Author(s): Sasso GR, FlorencioSilva R, Simes RS, Baracat MC, Soares Jnior JM,
Abstract Share this page
Abstract INTRODUCTION: osteoprotegerin has emerged as a new candidate for the treatment of osteoporosis. However, high levels of osteoprotegerin have been linked to vascular calcification, an independent and well-defined risk factor for cardiovascular disease (CVD) and mortality. Thus, the action of osteoprotegerin in these situations has been questioned. OBJECTIVE: to evaluate the effect of osteoprotegerin (OPG) on the human body, especially in bone tissue and in vascular diseases.
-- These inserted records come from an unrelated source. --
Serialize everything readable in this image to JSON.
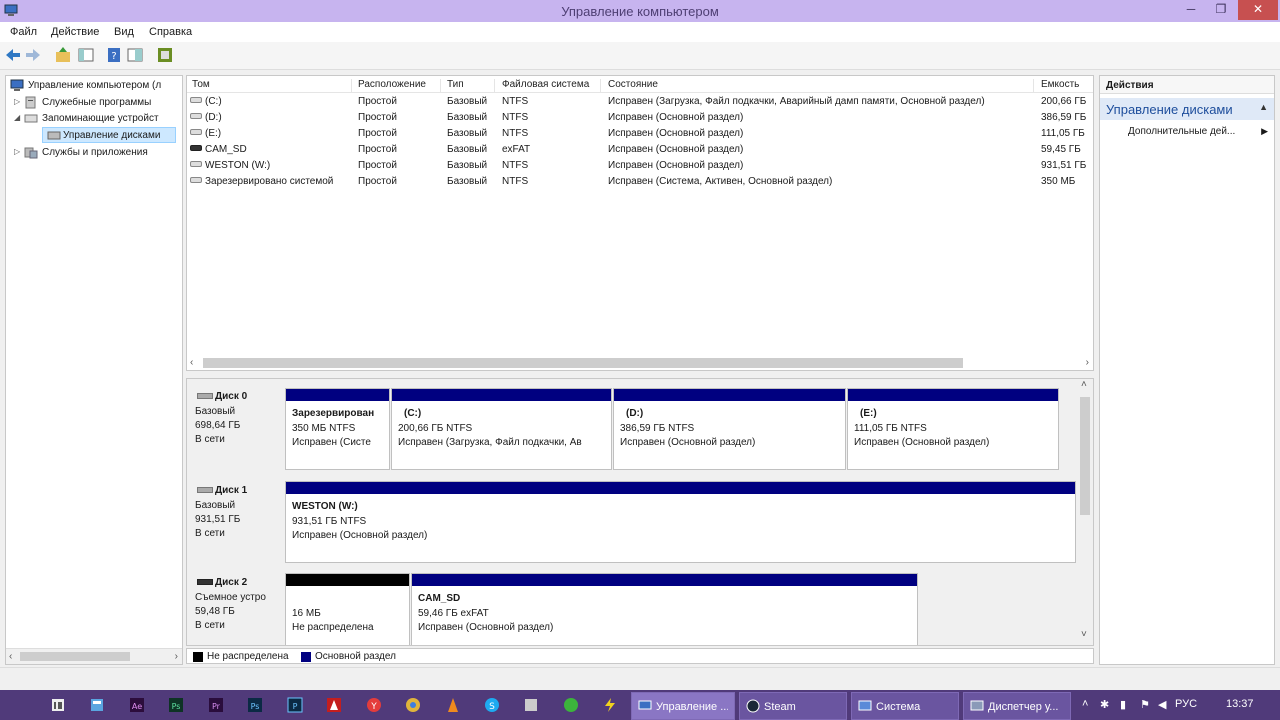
{
  "window": {
    "title": "Управление компьютером",
    "min_glyph": "─",
    "max_glyph": "❐",
    "close_glyph": "✕"
  },
  "menu": [
    "Файл",
    "Действие",
    "Вид",
    "Справка"
  ],
  "toolbar_icons": [
    "back-icon",
    "forward-icon",
    "up-folder-icon",
    "show-hide-tree-icon",
    "help-icon",
    "properties-icon",
    "console-icon"
  ],
  "tree": {
    "items": [
      {
        "label": "Управление компьютером (л",
        "expander": "",
        "icon": "computer-icon"
      },
      {
        "label": "Служебные программы",
        "expander": "▷",
        "icon": "tools-icon"
      },
      {
        "label": "Запоминающие устройст",
        "expander": "◢",
        "icon": "storage-icon"
      },
      {
        "label": "Управление дисками",
        "expander": "",
        "icon": "disk-management-icon"
      },
      {
        "label": "Службы и приложения",
        "expander": "▷",
        "icon": "services-icon"
      }
    ]
  },
  "volumes": {
    "columns": [
      "Том",
      "Расположение",
      "Тип",
      "Файловая система",
      "Состояние",
      "Емкость"
    ],
    "rows": [
      {
        "name": "(C:)",
        "layout": "Простой",
        "type": "Базовый",
        "fs": "NTFS",
        "status": "Исправен (Загрузка, Файл подкачки, Аварийный дамп памяти, Основной раздел)",
        "capacity": "200,66 ГБ",
        "icon": "drive-icon"
      },
      {
        "name": "(D:)",
        "layout": "Простой",
        "type": "Базовый",
        "fs": "NTFS",
        "status": "Исправен (Основной раздел)",
        "capacity": "386,59 ГБ",
        "icon": "drive-icon"
      },
      {
        "name": "(E:)",
        "layout": "Простой",
        "type": "Базовый",
        "fs": "NTFS",
        "status": "Исправен (Основной раздел)",
        "capacity": "111,05 ГБ",
        "icon": "drive-icon"
      },
      {
        "name": "CAM_SD",
        "layout": "Простой",
        "type": "Базовый",
        "fs": "exFAT",
        "status": "Исправен (Основной раздел)",
        "capacity": "59,45 ГБ",
        "icon": "sd-card-icon"
      },
      {
        "name": "WESTON (W:)",
        "layout": "Простой",
        "type": "Базовый",
        "fs": "NTFS",
        "status": "Исправен (Основной раздел)",
        "capacity": "931,51 ГБ",
        "icon": "drive-icon"
      },
      {
        "name": "Зарезервировано системой",
        "layout": "Простой",
        "type": "Базовый",
        "fs": "NTFS",
        "status": "Исправен (Система, Активен, Основной раздел)",
        "capacity": "350 МБ",
        "icon": "drive-icon"
      }
    ]
  },
  "disks": [
    {
      "name": "Диск 0",
      "kind": "Базовый",
      "size": "698,64 ГБ",
      "state": "В сети",
      "partitions": [
        {
          "title": "Зарезервирован",
          "size": "350 МБ NTFS",
          "status": "Исправен (Систе"
        },
        {
          "title": "(C:)",
          "size": "200,66 ГБ NTFS",
          "status": "Исправен (Загрузка, Файл подкачки, Ав"
        },
        {
          "title": "(D:)",
          "size": "386,59 ГБ NTFS",
          "status": "Исправен (Основной раздел)"
        },
        {
          "title": "(E:)",
          "size": "111,05 ГБ NTFS",
          "status": "Исправен (Основной раздел)"
        }
      ]
    },
    {
      "name": "Диск 1",
      "kind": "Базовый",
      "size": "931,51 ГБ",
      "state": "В сети",
      "partitions": [
        {
          "title": "WESTON  (W:)",
          "size": "931,51 ГБ NTFS",
          "status": "Исправен (Основной раздел)"
        }
      ]
    },
    {
      "name": "Диск 2",
      "kind": "Съемное устро",
      "size": "59,48 ГБ",
      "state": "В сети",
      "partitions": [
        {
          "title": "",
          "size": "16 МБ",
          "status": "Не распределена"
        },
        {
          "title": "CAM_SD",
          "size": "59,46 ГБ exFAT",
          "status": "Исправен (Основной раздел)"
        }
      ]
    }
  ],
  "legend": [
    {
      "label": "Не распределена",
      "color": "#000000"
    },
    {
      "label": "Основной раздел",
      "color": "#000080"
    }
  ],
  "actions": {
    "header": "Действия",
    "section": "Управление дисками",
    "section_caret": "▲",
    "more": "Дополнительные дей...",
    "more_arrow": "▶"
  },
  "taskbar": {
    "pinned_icons": [
      "file-manager-icon",
      "calculator-icon",
      "adobe-icon",
      "app-green-icon",
      "photoshop-icon",
      "photoshop-icon-2",
      "premiere-icon",
      "app-icon",
      "acrobat-icon",
      "yandex-icon",
      "chrome-icon",
      "vlc-icon",
      "skype-icon",
      "whatsapp-icon",
      "lightning-icon"
    ],
    "tasks": [
      {
        "label": "Управление ...",
        "active": true,
        "icon": "computer-management-icon"
      },
      {
        "label": "Steam",
        "active": false,
        "icon": "steam-icon"
      },
      {
        "label": "Система",
        "active": false,
        "icon": "system-icon"
      },
      {
        "label": "Диспетчер у...",
        "active": false,
        "icon": "device-manager-icon"
      }
    ],
    "lang": "РУС",
    "time": "13:37"
  },
  "colors": {
    "titlebar": "#c7b4ef",
    "primary_partition": "#000080",
    "unallocated": "#000000",
    "taskbar": "#503a7a",
    "actions_section": "#dfe9f7"
  }
}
METHODS: the scientific databases consulted were PubMed-Medline and Cochrane, using keywords (MeSH terms) grouped into the following syntaxes: (Osteoprotegerin OR Osteoclastogenesis Inhibitory Factor OR Receptors, Tumor Necrosis Factor, Member 11b OR Tumor Necrosis Factor Receptor Superfamily, Member 11b OR FDCR-1 Protein OR FDCR 1 Protein OR OCIF Protein OR Follicular Dendritic Cell-Derived Receptor-1) AND (Bones AND Bone OR Bones AND Bone Tissue OR Bones OR Bone Tissue OR Cardiovascular Diseases). RESULTS: Osteoprotegerin is present in various organs and binds to two ligands: nuclear factor kB (RANKL) related to the differentiation of osteoclasts, and tumor necrosis factor related to the apoptosis-inducing ligand (TRAIL). OPG inhibits the regulation effects of nuclear factor kB on inflammation and on the skeletal and vascular systems, preventing the apoptosis induced by TRAIL, being related to the preservation of bone tissue. CONCLUSION: a deeper knowledge of the mechanisms involved in the association between OPG serum levels, bone integrity and cardiovascular disease can provide important data for future therapeutic interventions.